While Medicare reimbursements may be sufficient for a primary care physician to make ends meet, what is the situation with Medicaid reimbursements? Medicaid pays significantly less than Medicare, with reimbursements averaging roughly 60% of Medicare. This implies that Medicaid would pay less than $50 for an office visit. If our example doctor saw only Medicaid patients, they would gross $172,800 in annual reimbursements. Unfortunately, overhead costs tend to be fixed, so the doctor would still have around $147,000 in overhead, leaving a net income of only $26,000! This helps explain why only 40% of doctors nationwide will accept all Medicaid patients.

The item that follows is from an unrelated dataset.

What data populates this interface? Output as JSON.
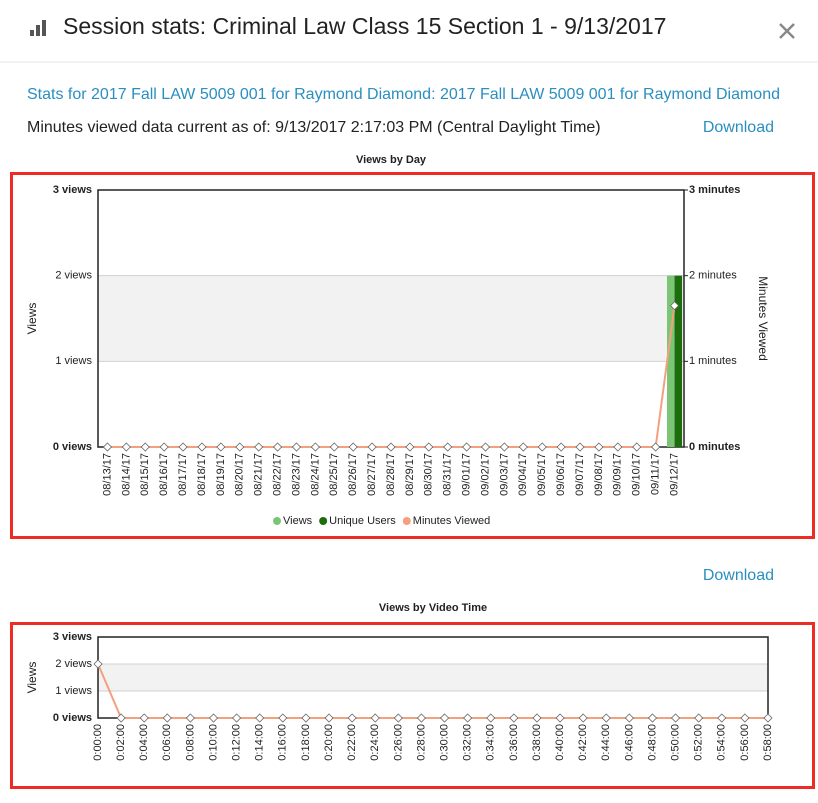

With hard work, it is possible to make an extraordinary living even from Medicare and Medicaid reimbursements. I know a family practice physician who works incredibly hard, seeing patients 6 1/2 days a week for 10-12 hours a day, and averaging close to 40 patients a day! He lives in a poor community with many Medicaid patients, but his patient volume (due in part to his efficiency, seeing a patient every 15 minutes) makes up the difference since overhead is relatively fixed. By having over 12,000 appointments a year, this doctor is able to take home roughly half a million per year, likely in the top 1% of all family practice doctors nationwide. While this cannot be expected of all doctors, it is possible to make money while serving the poor on Medicaid!
 This link provides example reimbursement amounts for pediatricians in Colorado based on both Medicaid and Medicare schedules. While reimbursement varies by type of procedure and geography (Medicare bases reimbursement in part on local costs), $85 seems appropriate based on this data. Physicians are sometimes able to bill multiple codes for a single visit, increasing their potential reimbursement.